Whenever there is an opportunity to explore the intricacies of human relationships, veteran actress-director Aparna Sen never lets go of that.

She is at it again, delineating on the silver screen the relationship between a school teacher in the heart of the Sundarbans and a coy girl in Japan -- a bond established and nurtured through exchange of letters.

After the wide critical acclaim of her previous movie 15 Park Avenue, Sen is shooting her next film in the Sundarbans. The film is based on The Japanese Wife, a book by London-based author Kunal Basu, a teacher in marketing at the Said Business School and Templeton College, Oxford University.

According to Basu, Sen liked the story when he narrated it to her during a visit to Kolkata last year.

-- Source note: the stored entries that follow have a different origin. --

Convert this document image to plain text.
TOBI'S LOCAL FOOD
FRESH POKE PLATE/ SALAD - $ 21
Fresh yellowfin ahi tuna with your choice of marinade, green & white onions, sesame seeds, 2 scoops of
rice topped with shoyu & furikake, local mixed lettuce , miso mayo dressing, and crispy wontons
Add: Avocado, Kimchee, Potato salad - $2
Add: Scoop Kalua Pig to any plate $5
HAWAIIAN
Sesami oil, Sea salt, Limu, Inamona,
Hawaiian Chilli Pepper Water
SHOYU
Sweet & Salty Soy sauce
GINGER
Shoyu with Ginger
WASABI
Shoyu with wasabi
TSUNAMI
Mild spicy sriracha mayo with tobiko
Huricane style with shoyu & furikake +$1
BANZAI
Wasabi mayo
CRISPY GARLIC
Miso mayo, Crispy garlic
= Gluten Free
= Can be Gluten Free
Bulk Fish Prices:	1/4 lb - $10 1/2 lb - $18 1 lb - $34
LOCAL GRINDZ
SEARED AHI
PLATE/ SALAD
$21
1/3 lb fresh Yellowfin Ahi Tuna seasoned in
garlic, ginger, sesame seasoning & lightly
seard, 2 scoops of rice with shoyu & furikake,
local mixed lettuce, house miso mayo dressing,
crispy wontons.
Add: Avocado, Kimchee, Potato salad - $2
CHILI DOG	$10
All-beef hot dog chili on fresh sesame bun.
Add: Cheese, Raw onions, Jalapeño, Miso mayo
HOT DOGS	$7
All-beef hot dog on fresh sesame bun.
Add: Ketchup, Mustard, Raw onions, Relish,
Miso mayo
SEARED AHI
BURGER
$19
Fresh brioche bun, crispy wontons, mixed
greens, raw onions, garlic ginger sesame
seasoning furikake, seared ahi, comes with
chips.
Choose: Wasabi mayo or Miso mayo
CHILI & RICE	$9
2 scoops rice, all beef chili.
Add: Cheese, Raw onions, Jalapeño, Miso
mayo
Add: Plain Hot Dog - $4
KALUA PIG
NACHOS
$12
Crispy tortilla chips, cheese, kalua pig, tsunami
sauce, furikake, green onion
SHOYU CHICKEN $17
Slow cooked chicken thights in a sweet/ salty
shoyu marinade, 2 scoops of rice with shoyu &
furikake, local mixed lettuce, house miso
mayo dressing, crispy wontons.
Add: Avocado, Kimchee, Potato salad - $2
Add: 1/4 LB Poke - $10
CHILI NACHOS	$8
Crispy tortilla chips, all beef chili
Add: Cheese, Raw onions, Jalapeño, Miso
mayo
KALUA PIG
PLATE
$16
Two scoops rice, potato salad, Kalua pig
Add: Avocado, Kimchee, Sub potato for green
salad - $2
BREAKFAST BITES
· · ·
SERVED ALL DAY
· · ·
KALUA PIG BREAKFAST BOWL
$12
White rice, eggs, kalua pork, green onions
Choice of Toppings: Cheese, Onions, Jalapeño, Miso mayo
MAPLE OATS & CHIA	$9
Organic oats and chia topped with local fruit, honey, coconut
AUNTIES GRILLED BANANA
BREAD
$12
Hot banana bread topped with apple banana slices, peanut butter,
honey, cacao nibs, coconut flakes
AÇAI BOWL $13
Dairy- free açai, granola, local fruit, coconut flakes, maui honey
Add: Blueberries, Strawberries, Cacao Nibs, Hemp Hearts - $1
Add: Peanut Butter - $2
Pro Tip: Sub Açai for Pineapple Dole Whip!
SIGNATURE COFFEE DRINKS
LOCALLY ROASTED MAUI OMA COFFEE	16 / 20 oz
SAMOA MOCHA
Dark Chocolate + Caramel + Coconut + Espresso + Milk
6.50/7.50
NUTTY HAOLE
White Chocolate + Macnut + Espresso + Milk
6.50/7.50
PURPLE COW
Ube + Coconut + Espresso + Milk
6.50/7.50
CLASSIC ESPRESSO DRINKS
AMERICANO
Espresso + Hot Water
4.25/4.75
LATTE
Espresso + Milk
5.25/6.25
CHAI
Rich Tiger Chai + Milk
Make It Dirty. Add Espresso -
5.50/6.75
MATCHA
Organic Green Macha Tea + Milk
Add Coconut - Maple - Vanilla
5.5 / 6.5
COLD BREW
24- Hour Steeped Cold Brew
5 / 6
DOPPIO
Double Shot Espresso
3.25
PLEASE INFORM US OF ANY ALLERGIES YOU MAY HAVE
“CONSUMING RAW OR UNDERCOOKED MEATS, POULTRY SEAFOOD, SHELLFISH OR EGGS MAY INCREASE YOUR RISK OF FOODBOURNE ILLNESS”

The Japanese Wife oscillates between India and Japan and the turning point comes when a young widow Sandhya enters the school teacher Snehamoy's house with her son.

Snehamoy is confronted with a complex situation: He shares domesticity with a woman he is not married to but is married to someone with whom he has experienced no domesticity.

Rahul Bose, who featured in Sen's award-winning film Mr and Mrs Iyer and 15 Park Avenue, plays the role of Snehamoy and Raima Sen plays Sandhya. Japanese actress Chigusa Takaku and veteran actress Moshumi Chatterjee play other central roles.

Kunal Basu, who had appeared in Mrinal Sen's Punascha and Abasheshey, too has a cameo in Sen's film.

The Japanese Wife, the book, is expected to be released in January next year and Basu says his next work too will feature contemporary India.

This is the first book by Basu, who has earlier works include The Opium Clerk and Racists, will be reproduced on celluloid.